I could give a hundred reasons……..professional growth, career promotion, new opportunities…….deep in my heart I knew, I felt stagnant and that feeling was killing me. It is not about justifying to anybody else, but to thy self. Have I blossomed to my full potential? Have I reached the destination of the journey that I set out for…..traveling thousands of miles in pursuit of education, career and hopefully a better life…..leaving the protective care of my family, my loved ones in India to come to this land so different in so many respects. Continuing with my now nomad life, I packed my bags and started again…this time a couple of thousand miles……from one US coast to the other. Assimilating all my memories and leaving behind my footprints I set out for another pursuit…… in search of my inner self, my life’s content, my paradigms……and to follow my dreams.
My flight landed here in the twilight hours of a cold February Saturday night. The realization of what all had already changed had not sunken in yet.

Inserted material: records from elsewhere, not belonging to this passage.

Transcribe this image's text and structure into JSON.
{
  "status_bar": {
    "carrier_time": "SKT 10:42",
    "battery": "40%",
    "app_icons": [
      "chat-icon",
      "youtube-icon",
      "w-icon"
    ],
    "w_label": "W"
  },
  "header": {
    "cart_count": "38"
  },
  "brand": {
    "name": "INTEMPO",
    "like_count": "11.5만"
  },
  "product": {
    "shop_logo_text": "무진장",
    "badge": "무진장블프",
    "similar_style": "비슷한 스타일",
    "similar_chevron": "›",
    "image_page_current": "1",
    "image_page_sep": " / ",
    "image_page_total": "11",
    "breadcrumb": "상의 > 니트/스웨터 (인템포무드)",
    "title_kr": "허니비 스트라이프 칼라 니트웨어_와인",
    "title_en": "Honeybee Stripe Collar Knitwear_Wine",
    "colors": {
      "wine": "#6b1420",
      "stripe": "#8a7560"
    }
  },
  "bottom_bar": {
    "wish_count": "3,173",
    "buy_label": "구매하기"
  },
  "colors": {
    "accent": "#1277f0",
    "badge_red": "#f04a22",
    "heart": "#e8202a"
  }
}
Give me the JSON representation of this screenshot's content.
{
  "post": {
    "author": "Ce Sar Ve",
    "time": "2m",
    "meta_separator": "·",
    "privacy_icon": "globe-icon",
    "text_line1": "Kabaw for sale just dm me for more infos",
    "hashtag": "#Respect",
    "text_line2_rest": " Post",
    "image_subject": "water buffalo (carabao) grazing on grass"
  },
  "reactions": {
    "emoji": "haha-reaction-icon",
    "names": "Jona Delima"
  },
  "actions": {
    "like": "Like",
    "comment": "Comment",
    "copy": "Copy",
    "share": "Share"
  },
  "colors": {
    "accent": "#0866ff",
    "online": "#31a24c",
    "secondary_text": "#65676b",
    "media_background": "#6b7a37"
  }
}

This still seemed like a weekend trip….. like most of my leisure travels……like any vacation at the end of which I would head home. The only difference was, that now, this was the home. The decision was made and there was no looking back. The following Monday was my first day at the new job. Old is monotonous and new is mysterious and mystery is always full of intrigue. A bit overwhelmed a bit anxious and a bit excited to embrace the new. I stepped into a new phase of my life that Monday at 6:30 AM.